I tried to hide my hurt, but there was a flash in his eyes that made it clear he noticed. “You don’t want me to come back?”

“If I had my way, you would never leave. But that was not our bargain—and more than that, you have endured a great many hardships because of me. I do not wish to further make your life miserable by forcing you to return. So I am offering you your freedom, no matter what the council decides. Your permanent freedom.”

It took me several seconds to understand what he was saying. He wanted me here, but he felt guilty—because of what? Because of what Calliope did? “But I want to come back,” I blurted, the thought of never seeing him again making my heart race. Maybe he didn’t get it, but Eden Manor was all I had left. “What am I supposed to do if you don’t let me come back? You and Ava and Ella and Sofia and—and—”

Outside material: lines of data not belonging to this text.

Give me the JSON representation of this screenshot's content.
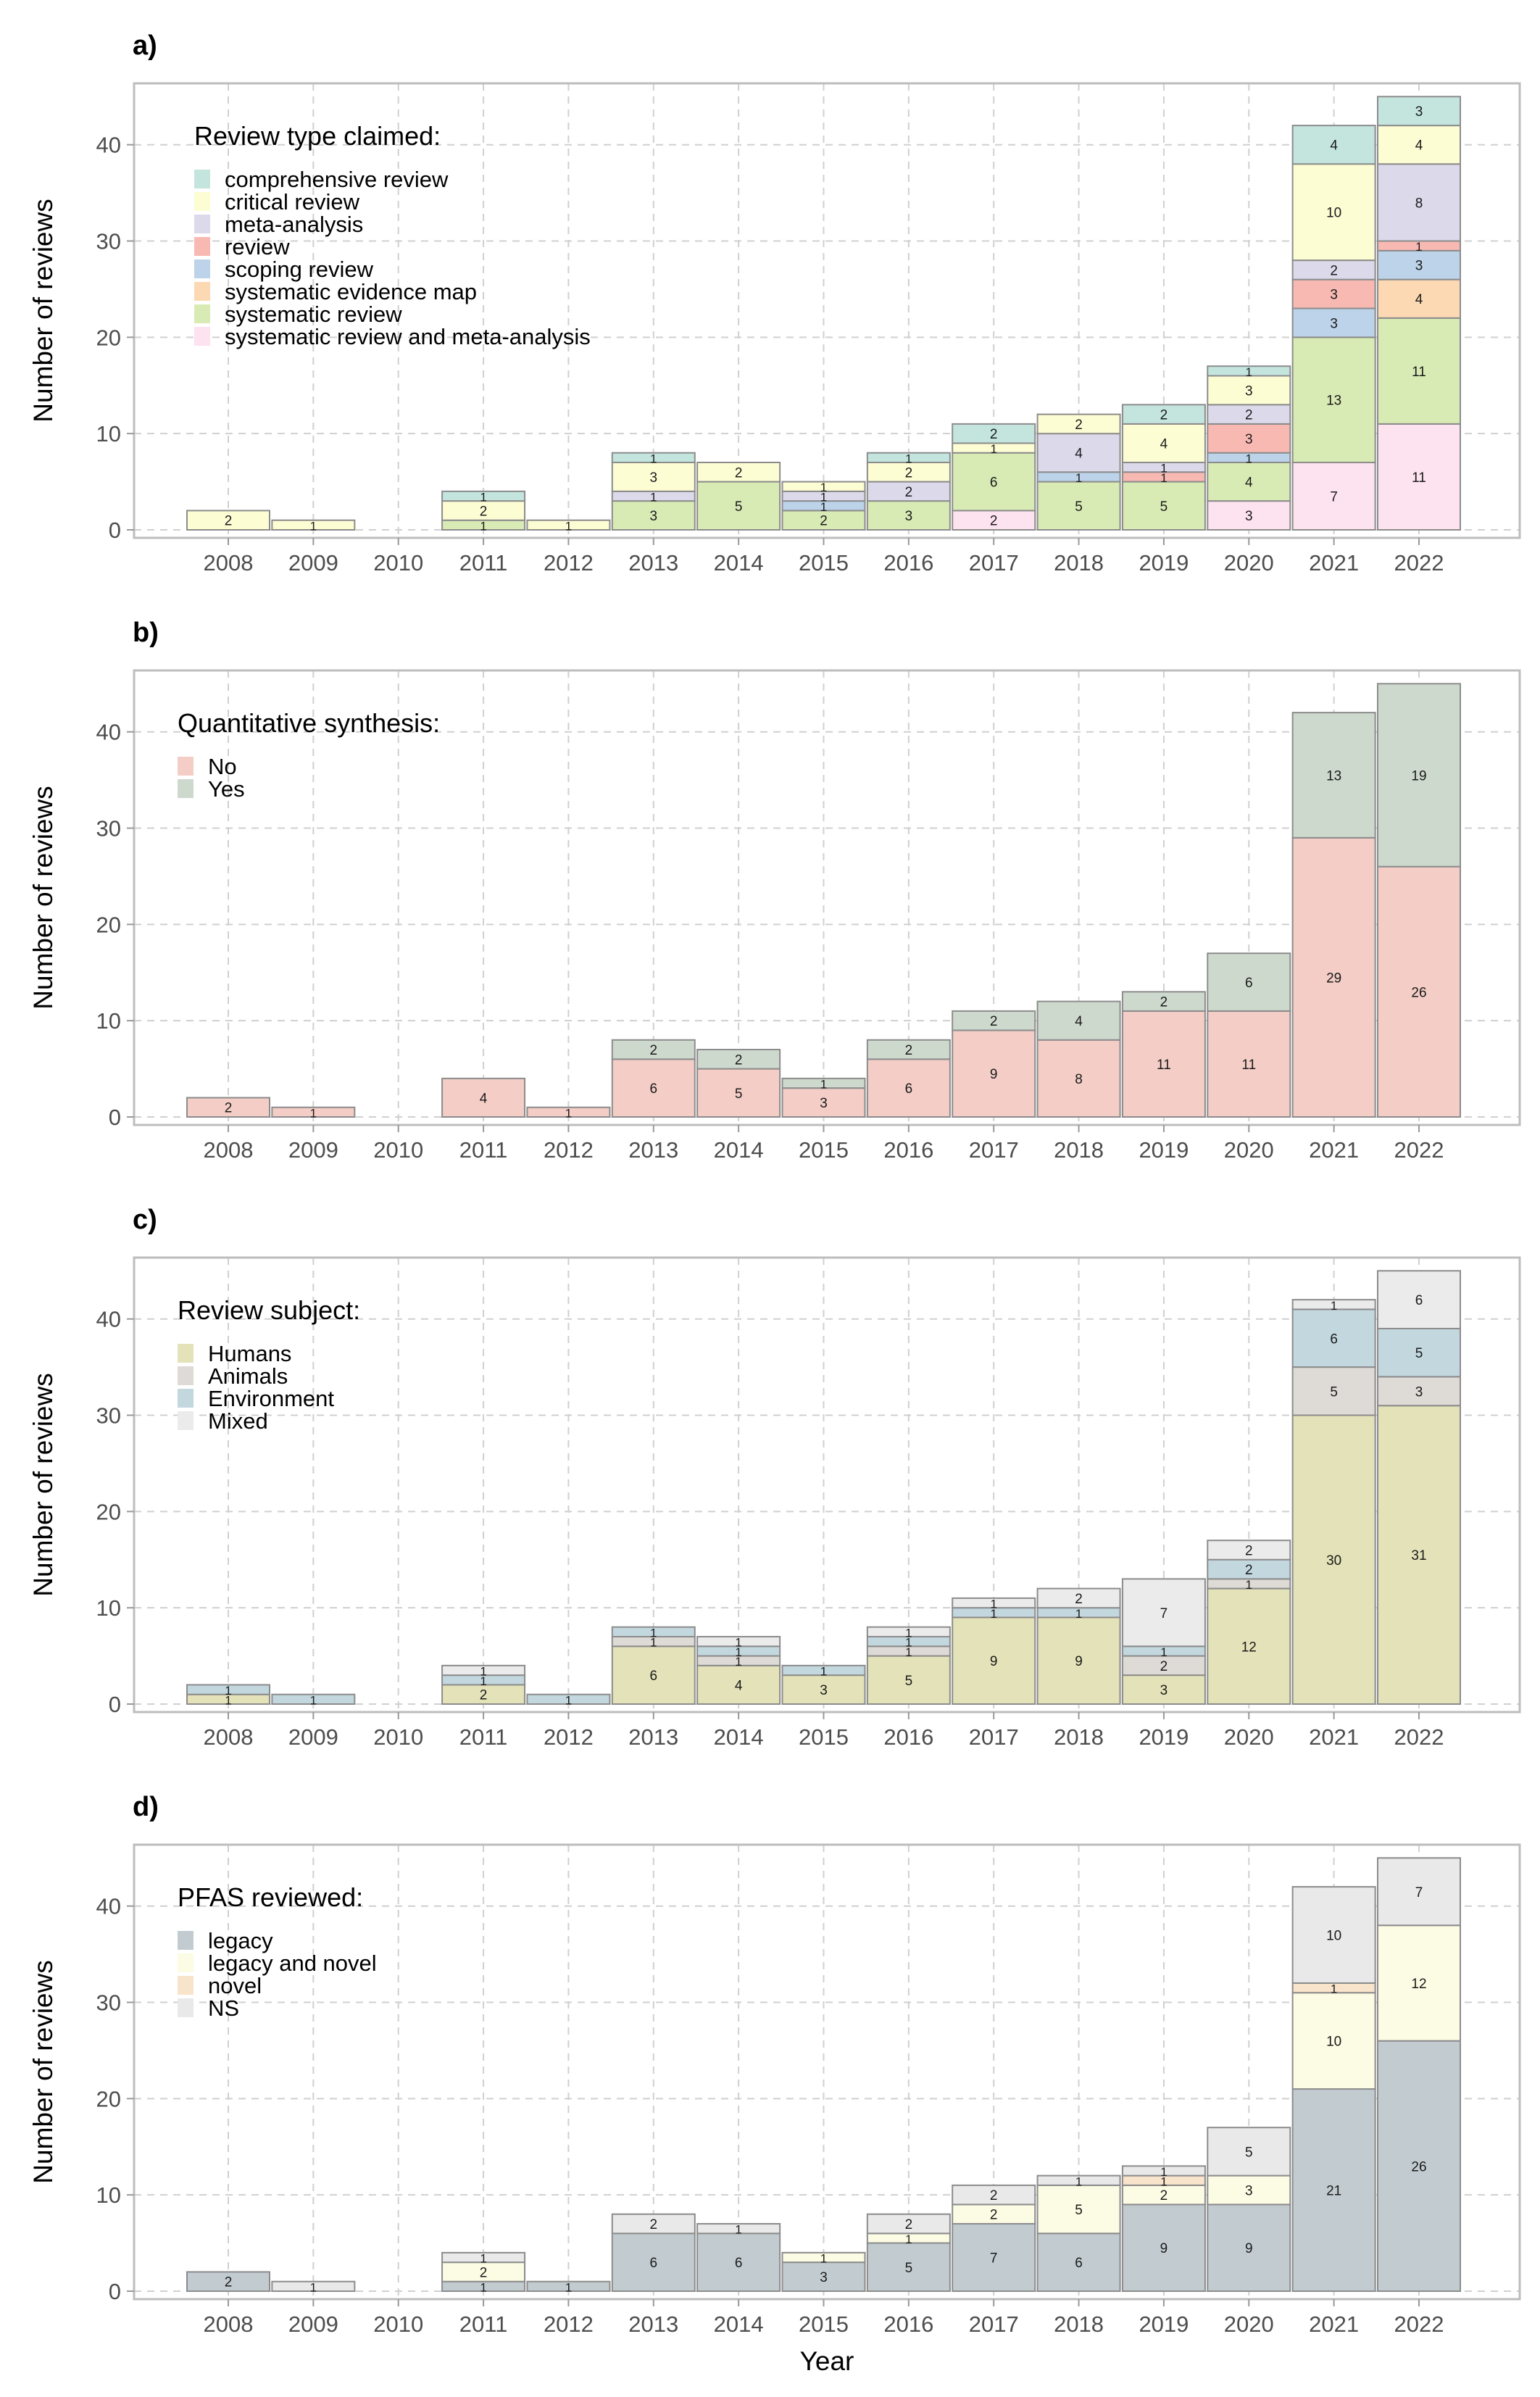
{
  "chart_data": [
    {
      "type": "bar",
      "panel_label": "a)",
      "ylabel": "Number of reviews",
      "xlabel": "",
      "ylim": [
        0,
        46
      ],
      "yticks": [
        0,
        10,
        20,
        30,
        40
      ],
      "grid": true,
      "legend_placement": "top-left",
      "legend_title": "Review type claimed:",
      "categories": [
        "2008",
        "2009",
        "2010",
        "2011",
        "2012",
        "2013",
        "2014",
        "2015",
        "2016",
        "2017",
        "2018",
        "2019",
        "2020",
        "2021",
        "2022"
      ],
      "series": [
        {
          "name": "systematic review and meta-analysis",
          "color": "#fde2ef",
          "values": [
            0,
            0,
            0,
            0,
            0,
            0,
            0,
            0,
            0,
            2,
            0,
            0,
            3,
            7,
            11
          ]
        },
        {
          "name": "systematic review",
          "color": "#d9ebb5",
          "values": [
            0,
            0,
            0,
            1,
            0,
            3,
            5,
            2,
            3,
            6,
            5,
            5,
            4,
            13,
            11
          ]
        },
        {
          "name": "systematic evidence map",
          "color": "#fcd9b3",
          "values": [
            0,
            0,
            0,
            0,
            0,
            0,
            0,
            0,
            0,
            0,
            0,
            0,
            0,
            0,
            4
          ]
        },
        {
          "name": "scoping review",
          "color": "#bcd3e9",
          "values": [
            0,
            0,
            0,
            0,
            0,
            0,
            0,
            1,
            0,
            0,
            1,
            0,
            1,
            3,
            3
          ]
        },
        {
          "name": "review",
          "color": "#f9b9b3",
          "values": [
            0,
            0,
            0,
            0,
            0,
            0,
            0,
            0,
            0,
            0,
            0,
            1,
            3,
            3,
            1
          ]
        },
        {
          "name": "meta-analysis",
          "color": "#dcd9ea",
          "values": [
            0,
            0,
            0,
            0,
            0,
            1,
            0,
            1,
            2,
            0,
            4,
            1,
            2,
            2,
            8
          ]
        },
        {
          "name": "critical review",
          "color": "#fdfdd4",
          "values": [
            2,
            1,
            0,
            2,
            1,
            3,
            2,
            1,
            2,
            1,
            2,
            4,
            3,
            10,
            4
          ]
        },
        {
          "name": "comprehensive review",
          "color": "#c3e5de",
          "values": [
            0,
            0,
            0,
            1,
            0,
            1,
            0,
            0,
            1,
            2,
            0,
            2,
            1,
            4,
            3
          ]
        }
      ]
    },
    {
      "type": "bar",
      "panel_label": "b)",
      "ylabel": "Number of reviews",
      "xlabel": "",
      "ylim": [
        0,
        46
      ],
      "yticks": [
        0,
        10,
        20,
        30,
        40
      ],
      "grid": true,
      "legend_placement": "top-left",
      "legend_title": "Quantitative synthesis:",
      "categories": [
        "2008",
        "2009",
        "2010",
        "2011",
        "2012",
        "2013",
        "2014",
        "2015",
        "2016",
        "2017",
        "2018",
        "2019",
        "2020",
        "2021",
        "2022"
      ],
      "series": [
        {
          "name": "No",
          "color": "#f3cdc6",
          "values": [
            2,
            1,
            0,
            4,
            1,
            6,
            5,
            3,
            6,
            9,
            8,
            11,
            11,
            29,
            26
          ]
        },
        {
          "name": "Yes",
          "color": "#ced9ce",
          "values": [
            0,
            0,
            0,
            0,
            0,
            2,
            2,
            1,
            2,
            2,
            4,
            2,
            6,
            13,
            19
          ]
        }
      ]
    },
    {
      "type": "bar",
      "panel_label": "c)",
      "ylabel": "Number of reviews",
      "xlabel": "",
      "ylim": [
        0,
        46
      ],
      "yticks": [
        0,
        10,
        20,
        30,
        40
      ],
      "grid": true,
      "legend_placement": "top-left",
      "legend_title": "Review subject:",
      "categories": [
        "2008",
        "2009",
        "2010",
        "2011",
        "2012",
        "2013",
        "2014",
        "2015",
        "2016",
        "2017",
        "2018",
        "2019",
        "2020",
        "2021",
        "2022"
      ],
      "series": [
        {
          "name": "Humans",
          "color": "#e3e2b8",
          "values": [
            1,
            0,
            0,
            2,
            0,
            6,
            4,
            3,
            5,
            9,
            9,
            3,
            12,
            30,
            31
          ]
        },
        {
          "name": "Animals",
          "color": "#dedad5",
          "values": [
            0,
            0,
            0,
            0,
            0,
            1,
            1,
            0,
            1,
            0,
            0,
            2,
            1,
            5,
            3
          ]
        },
        {
          "name": "Environment",
          "color": "#c3d7df",
          "values": [
            1,
            1,
            0,
            1,
            1,
            1,
            1,
            1,
            1,
            1,
            1,
            1,
            2,
            6,
            5
          ]
        },
        {
          "name": "Mixed",
          "color": "#ebebeb",
          "values": [
            0,
            0,
            0,
            1,
            0,
            0,
            1,
            0,
            1,
            1,
            2,
            7,
            2,
            1,
            6
          ]
        }
      ]
    },
    {
      "type": "bar",
      "panel_label": "d)",
      "ylabel": "Number of reviews",
      "xlabel": "Year",
      "ylim": [
        0,
        46
      ],
      "yticks": [
        0,
        10,
        20,
        30,
        40
      ],
      "grid": true,
      "legend_placement": "top-left",
      "legend_title": "PFAS reviewed:",
      "categories": [
        "2008",
        "2009",
        "2010",
        "2011",
        "2012",
        "2013",
        "2014",
        "2015",
        "2016",
        "2017",
        "2018",
        "2019",
        "2020",
        "2021",
        "2022"
      ],
      "series": [
        {
          "name": "legacy",
          "color": "#c2ccd0",
          "values": [
            2,
            0,
            0,
            1,
            1,
            6,
            6,
            3,
            5,
            7,
            6,
            9,
            9,
            21,
            26
          ]
        },
        {
          "name": "legacy and novel",
          "color": "#fcfbe3",
          "values": [
            0,
            0,
            0,
            2,
            0,
            0,
            0,
            1,
            1,
            2,
            5,
            2,
            3,
            10,
            12
          ]
        },
        {
          "name": "novel",
          "color": "#f8e3cb",
          "values": [
            0,
            0,
            0,
            0,
            0,
            0,
            0,
            0,
            0,
            0,
            0,
            1,
            0,
            1,
            0
          ]
        },
        {
          "name": "NS",
          "color": "#e9e9ea",
          "values": [
            0,
            1,
            0,
            1,
            0,
            2,
            1,
            0,
            2,
            2,
            1,
            1,
            5,
            10,
            7
          ]
        }
      ]
    }
  ]
}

I faltered, too choked up to continue, and wiped my eyes. Abandoning his cards, Henry brushed the back of his hand against my cheek. “If you wish to come back, then I would like that very much. It is your choice to make, and that you would choose staying here over living your life…I cannot tell you what that means to me.”

“But I am living my life,” I said miserably. “And I can live my life with you, too. Just because it’s a little unconventional doesn’t mean it isn’t as good as everything else that’s out there. Better, even. Tons better.”

He hesitated. “You are very kind, and it means the world to me that you think that. But if I may say this and hope you do not take it to be any sort of slight…you were not living, Kate. Not with me and not in the real world. You were waiting for your mother to die, and now that that has happened—”

“Now that she’s gone, the only thing I have left is this place, and the only person I have left is you,” I said. “It’ll take more than a knife-wielding murderer to make me give you up.”